Dr Cynthia Kamwengo on Policy emulation and self-reliance in Africa-Asia cooperation: lessons from Zambia

Lunch, tea and coffee available from 12.30, Sidgwick Hall, Newnham College, (a short distance from the Porters Lodge)

Much western analysis of Africa-Asia relations tends to focus on how rising powers, such as China or India, are using development cooperation to influence policymaking in African countries, in line with their foreign policy or economic interests. However, limited studies have attempted to understand how this cooperation fits into the plans and aspirations of African countries. This seminar will contribute to filling this gap by examining the history of development planning in Zambia and its intersections with global politics. 

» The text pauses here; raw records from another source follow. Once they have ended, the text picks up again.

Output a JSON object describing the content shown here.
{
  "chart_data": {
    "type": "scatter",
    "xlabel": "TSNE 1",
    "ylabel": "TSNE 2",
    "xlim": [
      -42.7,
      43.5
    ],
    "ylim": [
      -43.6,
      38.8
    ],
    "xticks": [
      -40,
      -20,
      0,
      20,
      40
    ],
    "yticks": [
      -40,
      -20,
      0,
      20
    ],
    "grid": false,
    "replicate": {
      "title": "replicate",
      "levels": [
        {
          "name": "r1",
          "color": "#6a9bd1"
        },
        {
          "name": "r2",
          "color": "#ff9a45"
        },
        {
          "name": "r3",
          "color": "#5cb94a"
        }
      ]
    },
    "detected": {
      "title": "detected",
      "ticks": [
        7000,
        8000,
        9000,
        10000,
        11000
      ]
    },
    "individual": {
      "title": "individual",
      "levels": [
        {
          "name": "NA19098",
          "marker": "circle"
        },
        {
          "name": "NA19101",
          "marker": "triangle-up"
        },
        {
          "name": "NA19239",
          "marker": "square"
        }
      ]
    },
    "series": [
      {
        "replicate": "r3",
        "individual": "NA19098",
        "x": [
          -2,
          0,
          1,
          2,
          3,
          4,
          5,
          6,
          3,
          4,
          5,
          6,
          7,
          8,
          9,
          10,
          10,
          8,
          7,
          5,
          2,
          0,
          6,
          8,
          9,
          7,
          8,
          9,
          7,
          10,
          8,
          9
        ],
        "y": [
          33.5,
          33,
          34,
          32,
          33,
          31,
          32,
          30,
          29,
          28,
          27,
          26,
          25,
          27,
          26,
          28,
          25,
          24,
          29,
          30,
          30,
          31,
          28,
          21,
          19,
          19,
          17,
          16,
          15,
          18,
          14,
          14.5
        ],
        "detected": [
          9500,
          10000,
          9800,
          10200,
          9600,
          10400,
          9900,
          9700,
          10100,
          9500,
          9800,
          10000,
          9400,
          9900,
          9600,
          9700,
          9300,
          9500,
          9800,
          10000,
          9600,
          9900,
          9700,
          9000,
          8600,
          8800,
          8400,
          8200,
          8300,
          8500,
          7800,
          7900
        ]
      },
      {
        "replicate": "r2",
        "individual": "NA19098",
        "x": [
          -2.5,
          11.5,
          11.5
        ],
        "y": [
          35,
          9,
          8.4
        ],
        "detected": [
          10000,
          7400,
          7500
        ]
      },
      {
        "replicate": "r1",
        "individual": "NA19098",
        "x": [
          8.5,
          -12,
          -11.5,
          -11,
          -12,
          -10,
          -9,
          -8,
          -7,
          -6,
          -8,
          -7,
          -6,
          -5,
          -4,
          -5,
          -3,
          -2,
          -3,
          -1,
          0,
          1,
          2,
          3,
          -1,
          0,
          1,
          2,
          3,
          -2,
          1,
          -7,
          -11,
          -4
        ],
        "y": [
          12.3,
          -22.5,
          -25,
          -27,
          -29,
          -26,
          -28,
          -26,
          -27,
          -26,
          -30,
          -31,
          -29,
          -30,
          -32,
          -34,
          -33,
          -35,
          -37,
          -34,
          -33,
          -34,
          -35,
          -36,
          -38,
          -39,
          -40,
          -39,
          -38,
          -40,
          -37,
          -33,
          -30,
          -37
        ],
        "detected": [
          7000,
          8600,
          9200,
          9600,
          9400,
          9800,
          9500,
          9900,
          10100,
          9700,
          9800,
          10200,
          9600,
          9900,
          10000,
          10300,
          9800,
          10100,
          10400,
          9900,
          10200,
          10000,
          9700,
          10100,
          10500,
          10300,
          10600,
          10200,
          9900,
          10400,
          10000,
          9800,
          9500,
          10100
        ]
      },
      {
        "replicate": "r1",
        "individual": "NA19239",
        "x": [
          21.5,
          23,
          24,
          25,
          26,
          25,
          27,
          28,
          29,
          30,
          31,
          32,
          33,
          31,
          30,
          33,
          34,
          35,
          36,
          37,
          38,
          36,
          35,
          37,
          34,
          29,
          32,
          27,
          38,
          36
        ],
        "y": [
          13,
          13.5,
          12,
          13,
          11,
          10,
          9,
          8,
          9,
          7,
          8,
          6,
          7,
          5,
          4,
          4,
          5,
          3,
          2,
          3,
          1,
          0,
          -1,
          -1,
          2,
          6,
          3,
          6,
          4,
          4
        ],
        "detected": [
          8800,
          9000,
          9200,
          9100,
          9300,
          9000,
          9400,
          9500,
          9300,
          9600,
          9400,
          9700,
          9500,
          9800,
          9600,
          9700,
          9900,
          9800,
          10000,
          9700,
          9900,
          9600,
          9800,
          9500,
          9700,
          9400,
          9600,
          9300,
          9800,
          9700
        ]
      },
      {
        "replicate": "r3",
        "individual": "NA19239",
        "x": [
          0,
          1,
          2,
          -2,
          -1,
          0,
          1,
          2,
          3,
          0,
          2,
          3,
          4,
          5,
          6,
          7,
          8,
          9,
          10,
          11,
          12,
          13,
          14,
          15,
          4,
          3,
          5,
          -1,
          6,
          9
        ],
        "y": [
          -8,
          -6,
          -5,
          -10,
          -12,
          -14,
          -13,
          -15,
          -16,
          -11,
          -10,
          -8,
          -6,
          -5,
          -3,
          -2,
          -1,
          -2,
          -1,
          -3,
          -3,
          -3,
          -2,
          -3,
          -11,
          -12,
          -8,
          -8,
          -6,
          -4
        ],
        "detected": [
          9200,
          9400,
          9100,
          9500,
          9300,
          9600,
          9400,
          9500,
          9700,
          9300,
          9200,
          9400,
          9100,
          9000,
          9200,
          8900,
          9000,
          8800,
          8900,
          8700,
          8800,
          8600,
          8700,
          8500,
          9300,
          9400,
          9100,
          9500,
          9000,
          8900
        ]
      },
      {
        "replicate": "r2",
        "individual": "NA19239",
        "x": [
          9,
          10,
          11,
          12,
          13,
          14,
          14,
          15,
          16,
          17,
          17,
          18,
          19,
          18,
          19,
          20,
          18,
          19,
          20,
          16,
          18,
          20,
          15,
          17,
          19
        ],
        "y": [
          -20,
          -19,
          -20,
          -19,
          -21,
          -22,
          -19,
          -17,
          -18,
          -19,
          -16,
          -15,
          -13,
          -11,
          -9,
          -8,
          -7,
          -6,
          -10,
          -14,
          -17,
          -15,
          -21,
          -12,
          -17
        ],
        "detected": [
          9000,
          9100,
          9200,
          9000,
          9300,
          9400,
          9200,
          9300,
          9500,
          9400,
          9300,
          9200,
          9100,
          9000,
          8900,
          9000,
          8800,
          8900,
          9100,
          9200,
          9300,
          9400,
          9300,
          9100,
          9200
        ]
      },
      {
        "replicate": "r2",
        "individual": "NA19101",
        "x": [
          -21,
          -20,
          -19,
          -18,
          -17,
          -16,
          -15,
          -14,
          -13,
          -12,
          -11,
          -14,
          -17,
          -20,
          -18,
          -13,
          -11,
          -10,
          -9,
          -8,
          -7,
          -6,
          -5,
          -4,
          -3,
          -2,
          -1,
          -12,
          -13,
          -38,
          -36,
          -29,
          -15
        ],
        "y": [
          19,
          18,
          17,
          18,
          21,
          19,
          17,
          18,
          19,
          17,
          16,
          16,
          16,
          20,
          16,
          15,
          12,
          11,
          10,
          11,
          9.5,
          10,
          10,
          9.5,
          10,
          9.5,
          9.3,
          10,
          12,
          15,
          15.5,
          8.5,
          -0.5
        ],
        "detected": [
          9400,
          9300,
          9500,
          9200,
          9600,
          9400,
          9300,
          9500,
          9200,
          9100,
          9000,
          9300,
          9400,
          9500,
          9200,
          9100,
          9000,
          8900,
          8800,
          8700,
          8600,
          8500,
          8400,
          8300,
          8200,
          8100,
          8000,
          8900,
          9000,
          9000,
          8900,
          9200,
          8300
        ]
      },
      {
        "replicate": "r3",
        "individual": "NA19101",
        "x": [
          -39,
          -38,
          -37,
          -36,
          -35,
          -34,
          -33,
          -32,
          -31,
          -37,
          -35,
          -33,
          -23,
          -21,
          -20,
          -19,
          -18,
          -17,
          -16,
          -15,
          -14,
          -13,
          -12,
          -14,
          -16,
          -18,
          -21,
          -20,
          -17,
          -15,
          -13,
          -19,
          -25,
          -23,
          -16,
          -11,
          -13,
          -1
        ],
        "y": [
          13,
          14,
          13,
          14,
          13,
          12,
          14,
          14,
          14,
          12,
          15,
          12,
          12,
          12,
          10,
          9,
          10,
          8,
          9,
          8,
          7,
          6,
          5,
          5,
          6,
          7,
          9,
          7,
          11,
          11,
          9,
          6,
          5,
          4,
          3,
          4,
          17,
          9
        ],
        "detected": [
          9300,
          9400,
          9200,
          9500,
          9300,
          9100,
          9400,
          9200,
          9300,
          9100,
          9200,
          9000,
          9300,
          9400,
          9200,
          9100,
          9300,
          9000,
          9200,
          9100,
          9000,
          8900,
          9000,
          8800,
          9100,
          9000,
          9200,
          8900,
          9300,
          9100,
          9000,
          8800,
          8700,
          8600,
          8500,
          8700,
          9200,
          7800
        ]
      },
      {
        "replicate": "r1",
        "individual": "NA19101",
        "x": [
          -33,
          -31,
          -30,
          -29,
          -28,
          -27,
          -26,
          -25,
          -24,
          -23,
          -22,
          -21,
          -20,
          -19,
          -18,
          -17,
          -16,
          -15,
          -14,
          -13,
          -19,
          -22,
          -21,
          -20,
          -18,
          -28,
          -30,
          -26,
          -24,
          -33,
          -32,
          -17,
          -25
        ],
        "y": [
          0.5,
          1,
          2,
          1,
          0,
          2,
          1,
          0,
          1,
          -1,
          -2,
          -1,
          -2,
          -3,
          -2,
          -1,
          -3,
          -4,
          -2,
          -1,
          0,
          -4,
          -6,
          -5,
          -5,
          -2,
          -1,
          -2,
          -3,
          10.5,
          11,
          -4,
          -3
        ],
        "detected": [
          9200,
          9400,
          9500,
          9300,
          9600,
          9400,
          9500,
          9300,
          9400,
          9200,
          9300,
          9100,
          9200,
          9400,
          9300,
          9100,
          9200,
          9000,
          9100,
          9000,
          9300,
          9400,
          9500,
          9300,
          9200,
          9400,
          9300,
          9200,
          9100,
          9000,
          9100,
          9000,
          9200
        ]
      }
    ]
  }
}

Drawing on key stakeholder interviews and archival research, it will examine how policymaking in Zambia has been shaped by the United Kingdom and the country’s long history of political,  conomic
and cultural cooperation with China, India, Malaysia, Japan, North and South Korea. It aims to highlight that Zambia’s strategy for engaging with these diverse partners has not been aimed at advancing capitalism nor communism, but decolonization. More specifically, the Zambian government has used these partnerships to secure finances, skills and technologies to address the political and economic structural inequalities inherited from the colonial era, so that it can achieve sustainable development and self-reliance.

Cynthia Kamwengo is the CDS Postdoctoral Research Fellow in International Development at the University of Bath. She holds a PhD in Human Geography from Durham University and MA in
International Development from Flinders University. She has published academic research and supported the OECD-DCD to produce a policy paper on South-South/triangular cooperation in African
countries. Her ongoing research seeks to make conceptual contributions to the broader study of African agency, the rising powers in global development and the transformation of multilateralism.